Our curriculum has a great deal of coherence because it:
· Grows out of the children’s interests (most planning is responsive)
· Learning is integrated as much as possible (a project normally involves learning from different subject areas and competencies)
· Accommodates different learning styles
· The school has gardens for learning about awareness of our eco systems
· Children care for plants and animals
· Conflict resolution skills are fostered
· We have the nature area for the native birds and the stream at the back of the school.
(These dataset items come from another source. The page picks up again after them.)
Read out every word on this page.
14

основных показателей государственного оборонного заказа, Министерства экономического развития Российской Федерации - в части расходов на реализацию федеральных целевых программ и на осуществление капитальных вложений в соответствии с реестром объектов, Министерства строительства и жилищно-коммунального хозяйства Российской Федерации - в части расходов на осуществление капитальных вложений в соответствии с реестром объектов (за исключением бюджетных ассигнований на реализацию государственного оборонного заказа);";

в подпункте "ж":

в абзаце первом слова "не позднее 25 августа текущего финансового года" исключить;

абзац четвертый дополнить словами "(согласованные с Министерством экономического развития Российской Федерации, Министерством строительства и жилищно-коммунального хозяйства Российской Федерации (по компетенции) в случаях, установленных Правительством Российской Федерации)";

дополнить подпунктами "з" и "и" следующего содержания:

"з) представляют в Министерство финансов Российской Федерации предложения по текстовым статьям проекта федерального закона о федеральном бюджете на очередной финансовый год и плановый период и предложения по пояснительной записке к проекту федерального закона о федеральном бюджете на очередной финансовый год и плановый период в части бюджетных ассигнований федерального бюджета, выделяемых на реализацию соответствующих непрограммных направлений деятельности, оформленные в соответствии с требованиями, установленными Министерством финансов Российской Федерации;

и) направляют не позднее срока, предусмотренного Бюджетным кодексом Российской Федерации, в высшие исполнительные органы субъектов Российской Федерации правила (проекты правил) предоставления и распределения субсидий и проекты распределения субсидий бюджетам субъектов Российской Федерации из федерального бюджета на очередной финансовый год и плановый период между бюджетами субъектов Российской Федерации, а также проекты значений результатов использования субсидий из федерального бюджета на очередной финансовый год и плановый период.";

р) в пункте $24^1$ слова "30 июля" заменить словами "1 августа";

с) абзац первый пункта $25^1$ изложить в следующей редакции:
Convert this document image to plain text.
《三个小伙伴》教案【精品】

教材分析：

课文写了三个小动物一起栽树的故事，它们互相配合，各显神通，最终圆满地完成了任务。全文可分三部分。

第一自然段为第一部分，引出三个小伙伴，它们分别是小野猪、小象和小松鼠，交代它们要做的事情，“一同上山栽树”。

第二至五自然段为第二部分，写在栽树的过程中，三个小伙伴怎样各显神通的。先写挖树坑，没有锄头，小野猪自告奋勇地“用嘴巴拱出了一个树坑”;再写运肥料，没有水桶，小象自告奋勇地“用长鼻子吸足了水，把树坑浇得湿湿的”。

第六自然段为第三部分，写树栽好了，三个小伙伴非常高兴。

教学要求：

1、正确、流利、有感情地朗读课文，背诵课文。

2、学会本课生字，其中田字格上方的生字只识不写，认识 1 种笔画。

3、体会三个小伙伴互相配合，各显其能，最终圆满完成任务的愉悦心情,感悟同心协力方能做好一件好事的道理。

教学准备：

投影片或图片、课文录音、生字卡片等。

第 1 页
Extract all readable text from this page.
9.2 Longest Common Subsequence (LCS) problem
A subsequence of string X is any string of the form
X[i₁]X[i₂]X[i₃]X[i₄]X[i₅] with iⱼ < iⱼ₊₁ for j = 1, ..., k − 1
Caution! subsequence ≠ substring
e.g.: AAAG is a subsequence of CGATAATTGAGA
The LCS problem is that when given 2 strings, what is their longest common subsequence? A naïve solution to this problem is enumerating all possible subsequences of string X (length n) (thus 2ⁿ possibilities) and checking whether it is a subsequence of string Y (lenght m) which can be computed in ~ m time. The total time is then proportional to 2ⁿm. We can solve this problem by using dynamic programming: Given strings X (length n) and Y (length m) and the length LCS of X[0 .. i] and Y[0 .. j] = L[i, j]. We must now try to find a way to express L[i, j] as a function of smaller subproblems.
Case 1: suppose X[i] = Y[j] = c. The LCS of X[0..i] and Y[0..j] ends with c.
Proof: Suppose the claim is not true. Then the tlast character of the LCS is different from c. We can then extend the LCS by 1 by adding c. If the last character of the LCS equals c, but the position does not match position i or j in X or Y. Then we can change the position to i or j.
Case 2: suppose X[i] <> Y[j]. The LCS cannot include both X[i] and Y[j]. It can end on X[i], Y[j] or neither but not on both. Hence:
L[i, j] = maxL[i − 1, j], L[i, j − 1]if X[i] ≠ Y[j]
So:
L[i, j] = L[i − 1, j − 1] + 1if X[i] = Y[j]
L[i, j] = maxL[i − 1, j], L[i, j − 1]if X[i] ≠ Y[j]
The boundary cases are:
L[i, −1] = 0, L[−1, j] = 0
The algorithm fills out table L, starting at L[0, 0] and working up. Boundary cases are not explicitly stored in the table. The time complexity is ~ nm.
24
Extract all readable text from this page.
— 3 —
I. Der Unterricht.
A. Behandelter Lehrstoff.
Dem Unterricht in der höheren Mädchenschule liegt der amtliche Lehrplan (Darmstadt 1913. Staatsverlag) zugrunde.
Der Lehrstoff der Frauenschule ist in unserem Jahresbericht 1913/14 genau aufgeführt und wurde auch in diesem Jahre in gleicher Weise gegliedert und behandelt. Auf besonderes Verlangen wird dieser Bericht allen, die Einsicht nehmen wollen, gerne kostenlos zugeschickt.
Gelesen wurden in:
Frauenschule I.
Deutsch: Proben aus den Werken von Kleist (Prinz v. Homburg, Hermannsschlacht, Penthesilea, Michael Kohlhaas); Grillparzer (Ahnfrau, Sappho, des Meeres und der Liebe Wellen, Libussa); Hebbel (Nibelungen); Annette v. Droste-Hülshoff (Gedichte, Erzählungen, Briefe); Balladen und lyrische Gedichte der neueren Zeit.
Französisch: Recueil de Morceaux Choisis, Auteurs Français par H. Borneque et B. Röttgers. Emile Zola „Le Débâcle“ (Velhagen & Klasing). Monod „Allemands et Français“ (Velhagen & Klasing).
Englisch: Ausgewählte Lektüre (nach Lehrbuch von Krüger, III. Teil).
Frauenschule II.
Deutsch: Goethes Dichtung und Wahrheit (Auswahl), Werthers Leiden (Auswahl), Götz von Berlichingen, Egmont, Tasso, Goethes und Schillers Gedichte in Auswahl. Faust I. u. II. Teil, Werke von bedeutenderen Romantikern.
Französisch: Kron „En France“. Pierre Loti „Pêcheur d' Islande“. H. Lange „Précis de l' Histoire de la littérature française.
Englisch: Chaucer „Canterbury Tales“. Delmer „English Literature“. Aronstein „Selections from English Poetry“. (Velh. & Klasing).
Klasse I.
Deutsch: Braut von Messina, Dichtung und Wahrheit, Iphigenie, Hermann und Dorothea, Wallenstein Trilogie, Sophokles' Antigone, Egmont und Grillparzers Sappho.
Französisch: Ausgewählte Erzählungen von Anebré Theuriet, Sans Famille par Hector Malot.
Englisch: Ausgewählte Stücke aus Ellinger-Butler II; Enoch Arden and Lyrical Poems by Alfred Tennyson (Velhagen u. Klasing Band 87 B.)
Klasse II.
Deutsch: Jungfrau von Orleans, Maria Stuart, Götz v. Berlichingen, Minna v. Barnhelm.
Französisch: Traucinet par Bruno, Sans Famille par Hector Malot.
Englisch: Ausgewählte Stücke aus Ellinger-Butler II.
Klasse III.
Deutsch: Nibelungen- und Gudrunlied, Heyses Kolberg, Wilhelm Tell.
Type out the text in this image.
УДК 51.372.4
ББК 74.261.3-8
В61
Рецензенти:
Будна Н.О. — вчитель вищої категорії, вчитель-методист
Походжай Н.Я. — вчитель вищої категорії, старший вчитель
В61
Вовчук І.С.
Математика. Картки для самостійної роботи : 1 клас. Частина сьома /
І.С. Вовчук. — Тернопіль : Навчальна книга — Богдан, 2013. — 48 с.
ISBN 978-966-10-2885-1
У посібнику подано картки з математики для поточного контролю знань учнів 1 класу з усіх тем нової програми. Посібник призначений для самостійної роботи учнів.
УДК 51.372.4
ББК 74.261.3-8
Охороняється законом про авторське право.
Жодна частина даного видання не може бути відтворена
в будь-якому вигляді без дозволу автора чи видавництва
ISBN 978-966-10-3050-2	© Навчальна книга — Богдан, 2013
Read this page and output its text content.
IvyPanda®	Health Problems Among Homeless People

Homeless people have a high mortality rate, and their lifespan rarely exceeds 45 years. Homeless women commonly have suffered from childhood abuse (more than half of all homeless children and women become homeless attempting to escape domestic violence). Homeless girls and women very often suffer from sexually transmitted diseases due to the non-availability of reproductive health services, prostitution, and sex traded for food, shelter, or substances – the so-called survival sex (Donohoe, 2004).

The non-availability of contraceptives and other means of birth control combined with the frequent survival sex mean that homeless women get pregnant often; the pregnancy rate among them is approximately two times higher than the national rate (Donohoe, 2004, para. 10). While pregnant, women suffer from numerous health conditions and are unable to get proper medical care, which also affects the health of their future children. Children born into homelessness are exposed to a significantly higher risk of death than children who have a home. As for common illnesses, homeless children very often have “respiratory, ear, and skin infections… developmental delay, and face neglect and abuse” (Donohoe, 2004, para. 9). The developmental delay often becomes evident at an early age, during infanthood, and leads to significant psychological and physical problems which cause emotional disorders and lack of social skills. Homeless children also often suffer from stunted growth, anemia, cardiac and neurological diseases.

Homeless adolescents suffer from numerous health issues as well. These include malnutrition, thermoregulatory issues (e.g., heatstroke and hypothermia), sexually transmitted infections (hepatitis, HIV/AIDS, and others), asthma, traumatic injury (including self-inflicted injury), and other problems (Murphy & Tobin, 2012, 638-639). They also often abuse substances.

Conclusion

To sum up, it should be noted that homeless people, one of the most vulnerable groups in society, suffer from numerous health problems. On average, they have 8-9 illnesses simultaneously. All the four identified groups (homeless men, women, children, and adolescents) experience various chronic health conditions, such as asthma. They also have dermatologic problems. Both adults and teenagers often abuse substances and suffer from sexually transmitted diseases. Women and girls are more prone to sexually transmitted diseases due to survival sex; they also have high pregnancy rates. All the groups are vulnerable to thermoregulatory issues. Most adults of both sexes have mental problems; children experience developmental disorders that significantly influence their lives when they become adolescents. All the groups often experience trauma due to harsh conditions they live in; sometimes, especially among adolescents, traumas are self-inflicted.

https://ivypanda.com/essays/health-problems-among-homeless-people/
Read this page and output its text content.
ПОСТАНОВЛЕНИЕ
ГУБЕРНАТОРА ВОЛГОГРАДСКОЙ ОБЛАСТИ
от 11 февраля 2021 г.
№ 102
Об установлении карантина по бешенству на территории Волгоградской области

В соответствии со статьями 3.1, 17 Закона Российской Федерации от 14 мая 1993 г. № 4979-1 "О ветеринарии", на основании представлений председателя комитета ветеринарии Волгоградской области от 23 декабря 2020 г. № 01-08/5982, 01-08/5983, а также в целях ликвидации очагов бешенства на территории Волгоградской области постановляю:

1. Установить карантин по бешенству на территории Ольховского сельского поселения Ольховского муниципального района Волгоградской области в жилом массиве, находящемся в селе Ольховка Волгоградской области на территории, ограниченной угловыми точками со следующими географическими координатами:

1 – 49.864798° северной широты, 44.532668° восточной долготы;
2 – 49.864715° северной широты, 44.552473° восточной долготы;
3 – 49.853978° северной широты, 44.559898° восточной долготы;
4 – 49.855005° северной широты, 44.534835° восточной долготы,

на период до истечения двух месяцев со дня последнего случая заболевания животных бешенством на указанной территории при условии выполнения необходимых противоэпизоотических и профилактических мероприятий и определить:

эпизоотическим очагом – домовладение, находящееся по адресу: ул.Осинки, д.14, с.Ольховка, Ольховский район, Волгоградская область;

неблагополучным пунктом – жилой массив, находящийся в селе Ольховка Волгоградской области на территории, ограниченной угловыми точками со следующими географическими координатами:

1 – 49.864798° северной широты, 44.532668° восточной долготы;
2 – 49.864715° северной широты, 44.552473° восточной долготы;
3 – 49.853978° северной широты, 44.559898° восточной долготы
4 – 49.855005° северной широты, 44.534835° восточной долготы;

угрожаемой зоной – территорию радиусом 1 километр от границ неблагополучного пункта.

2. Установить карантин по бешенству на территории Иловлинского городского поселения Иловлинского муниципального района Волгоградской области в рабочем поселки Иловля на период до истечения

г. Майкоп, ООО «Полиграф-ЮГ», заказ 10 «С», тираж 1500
The students visit this area with teachers.
· We have rules around protecting (respecting) the trees for the future generations – so the students cannot damage the trees in a manner where they will not be available for future students to enjoy.
· Ecological sustainability is developed through a strong emphasis on ‘trash to treasure’.
· We utilise a broad range of recyclable equipment to construct a wide range of things like, huts, toys, crafts and props for imaginary play.
· Free-flow learning environment that empowers the children to co-construct their learning with their peers, and gives easy access to all areas and activities.
· The children have the freedom to explore their interests co-operatively and independently which creating a broad range of opportunities for deeper learning.